Les actualités témoignent chaque jour d’immenses vécus de souffrance à travers les médias. Attentats, exodes, injustices, maladies, violences, guerres, solitudes, dégâts à l’environnement, animaux en souffrance, etc. Comment parvenir à apporter sa contribution dans la ‘guérison’ du monde à travers notre sphère personnelle et dans nos actions quotidiennes ?



La maladie de l’ensemble, incarnée

Le monde est malade. Les livres qui font état du diagnostic sont publiés par millions chaque année sur tous les thèmes. Economie malade, gouvernance malade, relations de couple malades, etc. Outre les livres, les médias de masse nous inondent de micro et macro diagnostics de maladies.
Cela étant, lorsque l’on décrit que tel mécanisme de marché ou que tel mouvement d’exode est une forme de maladie de la planète, à nommer le global, il serait tentant d’oublier que tout système est porté consciemment ou inconsciemment par des hommes et des femmes, et que si le climat se dérègle, c’est parce que des milliers, des millions d’humains ne considèrent pas l’importance de garder un équilibre en méprisant des actes d’engagements, ou plus sombre encore, désirent avancer concrètement dans un déséquilibre qui serait préjudiciable à l’ensemble.

Ce mécanisme, dans les récents attentats de Paris, en devient évident.
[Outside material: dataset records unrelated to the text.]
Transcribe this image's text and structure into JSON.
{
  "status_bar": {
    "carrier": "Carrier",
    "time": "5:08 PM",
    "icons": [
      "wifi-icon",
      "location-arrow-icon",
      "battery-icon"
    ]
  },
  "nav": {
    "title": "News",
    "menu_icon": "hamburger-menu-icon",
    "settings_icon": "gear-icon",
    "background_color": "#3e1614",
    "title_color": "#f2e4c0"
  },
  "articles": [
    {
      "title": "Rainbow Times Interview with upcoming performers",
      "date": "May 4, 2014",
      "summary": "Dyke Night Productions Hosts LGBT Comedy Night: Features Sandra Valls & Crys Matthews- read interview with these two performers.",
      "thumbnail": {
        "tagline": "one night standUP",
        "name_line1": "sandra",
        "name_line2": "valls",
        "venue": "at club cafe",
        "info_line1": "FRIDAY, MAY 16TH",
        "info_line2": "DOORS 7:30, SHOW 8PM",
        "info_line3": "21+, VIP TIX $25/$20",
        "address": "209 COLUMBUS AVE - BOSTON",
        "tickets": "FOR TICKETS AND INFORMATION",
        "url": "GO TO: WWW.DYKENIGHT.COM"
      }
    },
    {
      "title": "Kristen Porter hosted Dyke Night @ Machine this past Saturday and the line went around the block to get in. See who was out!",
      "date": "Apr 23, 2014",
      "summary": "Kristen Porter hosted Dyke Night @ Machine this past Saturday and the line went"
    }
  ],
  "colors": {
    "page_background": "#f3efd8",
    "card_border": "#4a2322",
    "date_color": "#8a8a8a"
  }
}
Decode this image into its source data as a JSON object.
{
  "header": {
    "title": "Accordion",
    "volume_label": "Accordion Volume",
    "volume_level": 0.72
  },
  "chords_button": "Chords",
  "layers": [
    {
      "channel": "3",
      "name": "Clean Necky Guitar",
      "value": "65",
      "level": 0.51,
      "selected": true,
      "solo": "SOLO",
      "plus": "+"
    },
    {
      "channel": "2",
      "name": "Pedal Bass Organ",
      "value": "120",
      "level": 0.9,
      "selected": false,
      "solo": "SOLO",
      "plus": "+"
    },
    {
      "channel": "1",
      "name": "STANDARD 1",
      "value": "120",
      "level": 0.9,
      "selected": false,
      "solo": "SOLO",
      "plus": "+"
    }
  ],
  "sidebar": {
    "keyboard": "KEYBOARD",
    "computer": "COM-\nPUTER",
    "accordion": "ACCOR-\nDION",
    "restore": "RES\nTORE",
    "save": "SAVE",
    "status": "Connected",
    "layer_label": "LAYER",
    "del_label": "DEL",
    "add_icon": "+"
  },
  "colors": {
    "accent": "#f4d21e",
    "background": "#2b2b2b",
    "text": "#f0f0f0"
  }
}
La prise deconscience des responsabilités partagées nous est offerte par le choc des dizaines de morts.

Le mécanisme de résonnance

Vivre coupé de l’extérieur n’est pas possible. Notre isolement est impossible. L’humain est un être fondamentalement relationnel. Nous appartenons à l’humanité. Nous faisons partie du système. Il résonne avec son environnement, qu’il soit étroit ou très vaste, avec ce qui s’y joue de léger et de lourd. Les actualités résonnent en nous, c’est-à-dire le vécu des gens, des animaux, des espaces naturels et des éléments. Comment cette résonnance est-elle vécue ?
La résonnance est-elle d’abord accueillie ou est-elle refoulée ? Car son accueil est une des voies permettant de nous aligner à notre axe et ainsi semer la justesse de notre être et guérir le monde. Avant d’aborder les possibles résonnances, examinons d’abord deux mécanismes qui occultent cette résonnance.

Primo, le transfert

Le transfert, notre égo s’en sert le plus souvent possible, pour nous éviter de prendre nos responsabilités. Notre égo cherche ainsi à trouver un responsable autre que nous au comportement, à l’émotion désagréable ou à la blessure que nous vivons.
En pratiquant de la sorte, il trouve virtuellement un responsable externe et, lui il a gagné ! Car si nous le suivons, nous évitons de nous remettre en question et de nous corriger. Pour certains évènements, cela étant, nous avons aussi éduqué notre ego à voir en nous-mêmes. Mais face à l’ampleur des blessures d’âmes que nous transportons*, notre personnalité n’a pas encore à suffisance l’ouverture de conscience pour percevoir le partage des responsabilités dans les maladies de la planète.

Secundo, le déni

Le déni est une notion pour désigner la nonconsidération d’une partie de la réalité. Si un être n’a pas conscience qu’il transporte en luimême une blessure d’injustice, par exemple, comment pourrait-il considérer cette partie de la réalité ?
Le déni est un mécanisme puissant car beaucoup d’humains l’utilisent tous les jours. Ne pas considérer un malaise pourtant bien présent, le cacher derrière une médication, une addiction ou un comportement d’évitement, etc....
Le déni, c’est aussi ce mécanisme où chacun délaisse sa participation humble mais réelle à des responsabilités globales. Ne pas considérer ma contribution nécessaire à l’effort en matière de changements climatiques, ne pas considérer ma contribution nécessaire à l’émancipation des femmes, ne pas considérer que si je produis un effort sur moi-même, il se répercutera sur les autres.
Cette répercussion est sans doute une merveille sous-estimée. Car, comme les catadioptres réfléchissent la lumière à cette saison où la luminosité du soir est vite absente, une relation harmonieuse fait l’effet d’un catadioptre, elle laisse partager l’amour. Et si vous placez 10 000 catadioptres dans un quartier, il devient tout à coup bien lumineux, même à cette saison !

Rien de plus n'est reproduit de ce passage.